The problem is that, when I look at the log2 in the cnr file, the only regions I have out of range are BRCA1_14 and BRCA_13, which is the deletion that there really is.

chr17 41228504 41228631 427_15619_672(BRCA1)_14 142535 -0.540179 0.629573
chr17 41231350 41231416 427_15618_672(BRCA1)_13 119045 -0.672668 0.552469


But in the diagram comes out many genes (most of the genes in the panel but not BRCA1), Why? Should not only go uot these regions? I am doing something wrong? I must add something else on the command line?

Other question is that the deph column is not correct since it does not always recognize decimals.

Some one can help me?

Thank you,

Kira

cnvkit • 443 views
0
Entering edit mode
20 months ago
Eric T. ★ 2.6k

Are the parentheses really there in the gene name? Are there spaces, too? Maybe the formatting gets strange when it goes through PDF rendering by reportlab.

Are you using the .cnr, the .cns, or both with the diagram command? Which version of CNVkit are you using?

When pandas writes out the .cnn file, it might display a floating-point number that is equal to a round integer (e.g. 123.0) as an integer with no decimal place (e.g. 123). Is that what you're seeing, or is the decimal issue something else?

0
Entering edit mode
20 months ago

Hello, In the gene name there is the parentheses but there is no spaces. I try to eliminate the parentheses in the gene name but the results is the same.

That I use to obtain the diagram is: cnvkit.py batch Sample_sorted_ND.bam -r my_reference.cnn -p 0 --scatter --diagram -d example-ok

Regarding the decimal, when I the program doesn't recognize decimals is because some times is writte 234.8769 and some times 2348769 as enter number:

chr17 41245559 41245822 427_15615_672-BRCA1_10 108631 -0.530366 0.809323

chr17 41246613 41246877 427_15615_672-BRCA1_10 112011 -0.53761 0.815537

chr7 152373125 152373164 477_192314_7516-XRCC2_1 73.5897 -0.565382 0.545698

chr17 41245295 41245559 427_15615_672-BRCA1_10 109129 -0.595931 0.792966

chr17 41246349 41246613 427_15615_672-BRCA1_10 111095 -0.608238 0.795026

chr17 41243978 41244241 427_15615_672-BRCA1_10 88.5551 -0.654744 0.843337

chr17 41228504 41228631 427_15619_672-BRCA1_14 87063 -0.661954 0.642077

In this table you can see the difference in the depth column. And in this case I have nothing in de diagram and these exons are really deleted.

Thank you

0
Entering edit mode

The decimal issue you're showing here is very strange. I'm thinking:

• Why is 477_192314_7516-XRCC2_1 from chr7 listed in the middle of these BRCA1 targets? The other targets here don't appear to be in genomic order, either. If the .cnn or .cnr files are scrambled, then that could lead to other issues.
• It looks like the depth numbers 111095 and 87063 should be 111.095 and 87.063 if these are part of the same contiguous genomic region.
• The pattern there is that there are 3 trailing decimal places, which looks like a Euro-style thousands separator (vs. commas in the US locale), whereas 88.5551 has 4 decimal places and the decimal would not be mistaken for a thousands separator.

For the decimal issue, could you look at your system's locale settings and Python and pandas versions to see if your shell environment or pandas installation is mixing up . versus , thousands separators? My guess is that when the intermediate .cnn and .cnr files are being written by CNVkit via pandas, the decimal disappears because it looks like a thousands separator. But since the depth column isn't used for much after constructing the reference (check your reference.cnn file to see if the log2 values are wild there), it might not be the source of your main issue, the undetected BRCA1 deletion.

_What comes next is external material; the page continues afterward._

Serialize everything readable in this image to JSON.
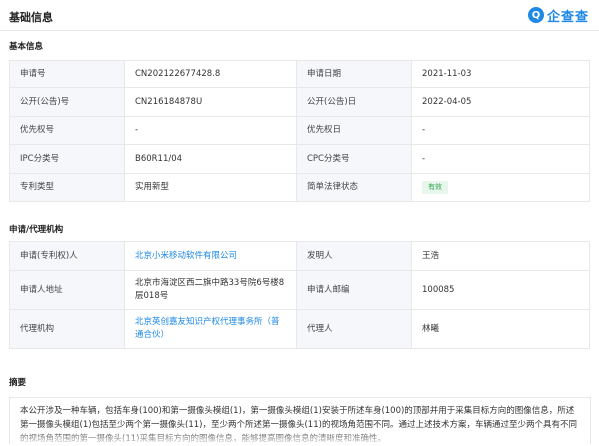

In your diagram or .cnr, do the log2 ratios look well-centered (mostly near 0), or is there a lot of noise and potentially off-center log2 ratios? If centering is the problem (maybe due to lots of outlier values), you could try re-centering with call -m median, or look further upstream to find the source of the outliers.

If it ultimately looks like a bug in CNVkit, could you try the latest from GitHub and/or tell me which version you're using?